Wildland fire: friend and foe

Life returns to a valley as charred trees are covered over by wildflowers, in the Sawback Range, Alberta.

Climate change is already causing more severe and catastrophic wildland fires. With the expansion of communities into forested areas, fires are more frequently threatening homes and livelihoods. Wildland fire is a natural part of forest ecosystems and important for forest health. Fire smart education, outreach and vegetation management are valuable wildfire prevention tools to protect homes and communities.

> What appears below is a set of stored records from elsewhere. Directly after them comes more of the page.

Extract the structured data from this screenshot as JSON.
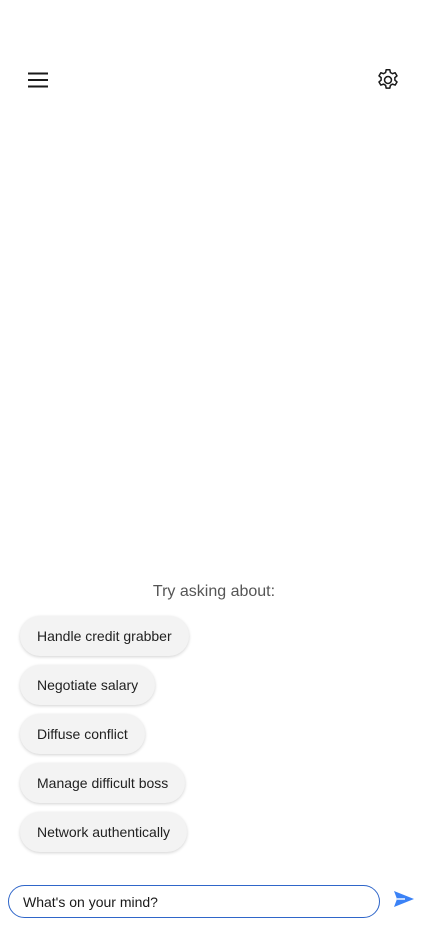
{
  "header": {
    "menu_icon": "hamburger-menu-icon",
    "settings_icon": "gear-icon"
  },
  "suggestions": {
    "title": "Try asking about:",
    "items": [
      {
        "label": "Handle credit grabber"
      },
      {
        "label": "Negotiate salary"
      },
      {
        "label": "Diffuse conflict"
      },
      {
        "label": "Manage difficult boss"
      },
      {
        "label": "Network authentically"
      }
    ]
  },
  "composer": {
    "placeholder": "What's on your mind?",
    "value": "",
    "send_icon": "send-arrow-icon"
  },
  "colors": {
    "accent": "#2f66c9",
    "send": "#3b82f6",
    "chip_bg": "#f3f3f3"
  }
}
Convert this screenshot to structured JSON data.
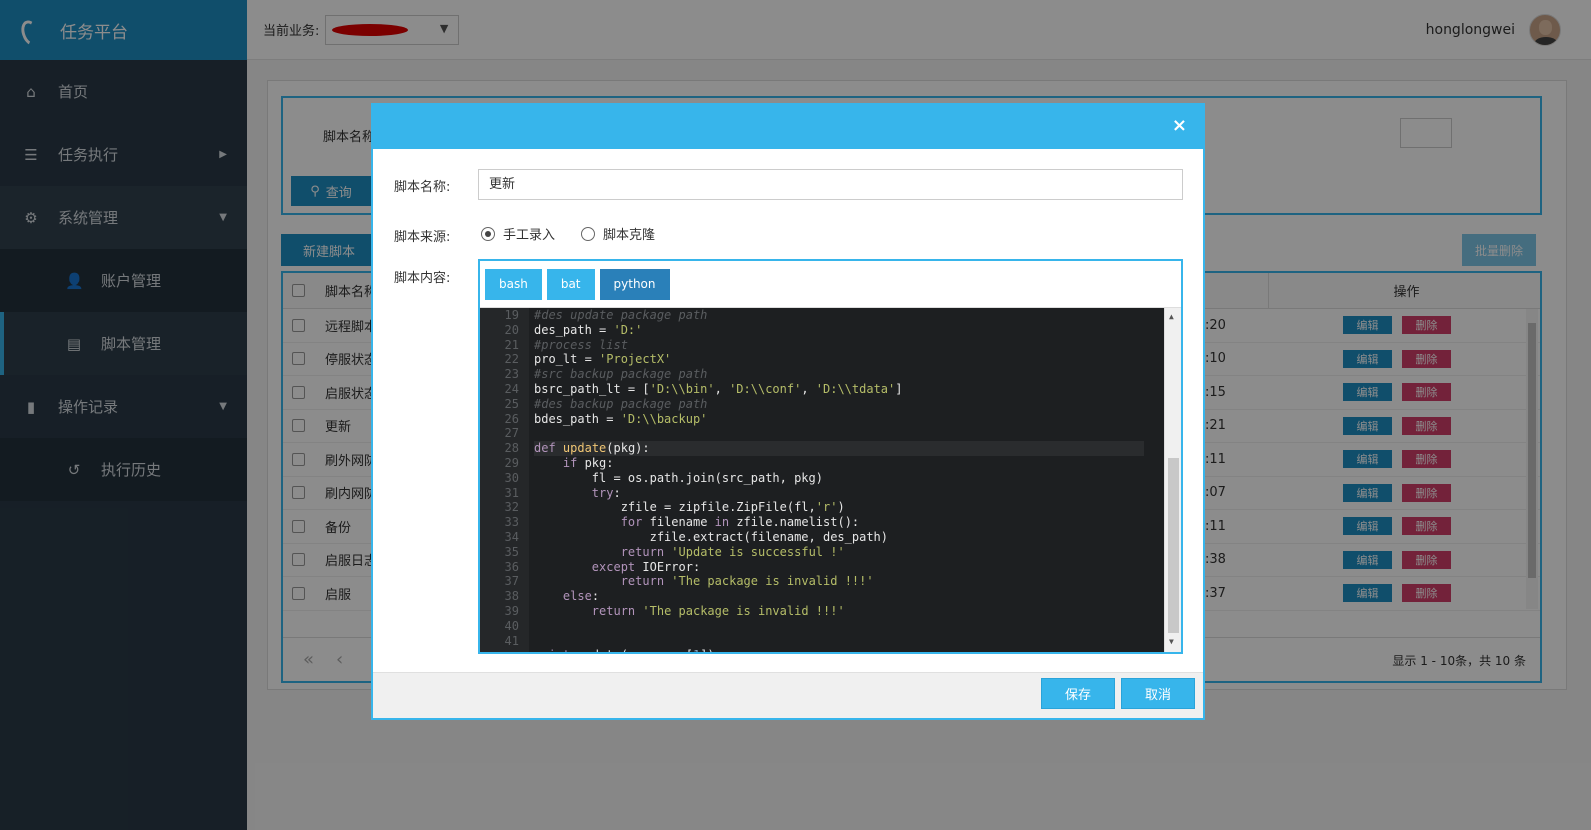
{
  "brand": {
    "title": "任务平台"
  },
  "nav": [
    {
      "icon": "home-icon",
      "label": "首页"
    },
    {
      "icon": "tasks-icon",
      "label": "任务执行"
    },
    {
      "icon": "gear-icon",
      "label": "系统管理"
    },
    {
      "icon": "user-icon",
      "label": "账户管理"
    },
    {
      "icon": "script-icon",
      "label": "脚本管理"
    },
    {
      "icon": "book-icon",
      "label": "操作记录"
    },
    {
      "icon": "history-icon",
      "label": "执行历史"
    }
  ],
  "topbar": {
    "biz_label": "当前业务:",
    "username": "honglongwei"
  },
  "query": {
    "name_label": "脚本名称",
    "query_btn": "查询"
  },
  "toolbar": {
    "new_btn": "新建脚本",
    "bulk_delete": "批量删除"
  },
  "table": {
    "col_name": "脚本名称",
    "col_ops": "操作",
    "edit_label": "编辑",
    "delete_label": "删除",
    "rows": [
      {
        "name": "远程脚本",
        "time": ":20"
      },
      {
        "name": "停服状态",
        "time": ":10"
      },
      {
        "name": "启服状态",
        "time": ":15"
      },
      {
        "name": "更新",
        "time": ":21"
      },
      {
        "name": "刷外网防",
        "time": ":11"
      },
      {
        "name": "刷内网防",
        "time": ":07"
      },
      {
        "name": "备份",
        "time": ":11"
      },
      {
        "name": "启服日志",
        "time": ":38"
      },
      {
        "name": "启服",
        "time": ":37"
      }
    ],
    "pager_info": "显示 1 - 10条，共 10 条"
  },
  "modal": {
    "close": "×",
    "name_label": "脚本名称:",
    "name_value": "更新",
    "source_label": "脚本来源:",
    "source_options": [
      "手工录入",
      "脚本克隆"
    ],
    "source_selected": "手工录入",
    "content_label": "脚本内容:",
    "langs": [
      "bash",
      "bat",
      "python"
    ],
    "active_lang": "python",
    "line_numbers": [
      "19",
      "20",
      "21",
      "22",
      "23",
      "24",
      "25",
      "26",
      "27",
      "28",
      "29",
      "30",
      "31",
      "32",
      "33",
      "34",
      "35",
      "36",
      "37",
      "38",
      "39",
      "40",
      "41"
    ],
    "save": "保存",
    "cancel": "取消"
  }
}
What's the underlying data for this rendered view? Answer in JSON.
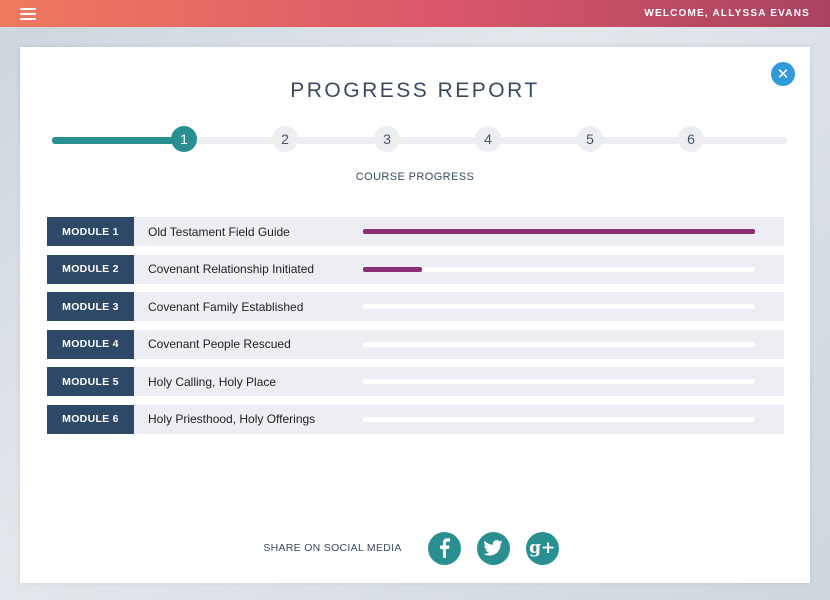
{
  "header": {
    "menu_icon": "hamburger-icon",
    "welcome": "WELCOME, ALLYSSA EVANS"
  },
  "panel": {
    "title": "PROGRESS REPORT",
    "close_icon": "close-icon",
    "subtitle": "COURSE PROGRESS"
  },
  "stepper": {
    "current": 1,
    "steps": [
      "1",
      "2",
      "3",
      "4",
      "5",
      "6"
    ]
  },
  "modules": [
    {
      "badge": "MODULE 1",
      "name": "Old Testament Field Guide",
      "progress": 1.0
    },
    {
      "badge": "MODULE 2",
      "name": "Covenant Relationship Initiated",
      "progress": 0.15
    },
    {
      "badge": "MODULE 3",
      "name": "Covenant Family Established",
      "progress": 0
    },
    {
      "badge": "MODULE 4",
      "name": "Covenant People Rescued",
      "progress": 0
    },
    {
      "badge": "MODULE 5",
      "name": "Holy Calling, Holy Place",
      "progress": 0
    },
    {
      "badge": "MODULE 6",
      "name": "Holy Priesthood, Holy Offerings",
      "progress": 0
    }
  ],
  "share": {
    "label": "SHARE ON SOCIAL MEDIA",
    "icons": [
      "facebook-icon",
      "twitter-icon",
      "google-plus-icon"
    ],
    "google_plus_glyph": "g+"
  },
  "colors": {
    "accent_teal": "#2a8f91",
    "progress_purple": "#8b2f72",
    "module_navy": "#2e4868",
    "close_blue": "#2f9bd8"
  }
}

Preparing for climate driven health impacts

A scientist examines E. Coli growing in a petri dish, Counting these colonies tells us about how much bacteria is present in the originating sample, of sewage overflow for example.

More intense weather like heavy rainfall and extreme temperatures put our health and well-being at risk. Weather like this may spread disease, pollute our waterways, and impact our environment and ecosystems. Canadian scientists are preparing for these changes by making advances through research, laboratory work, technology and monitoring that will help us address climate change impacts.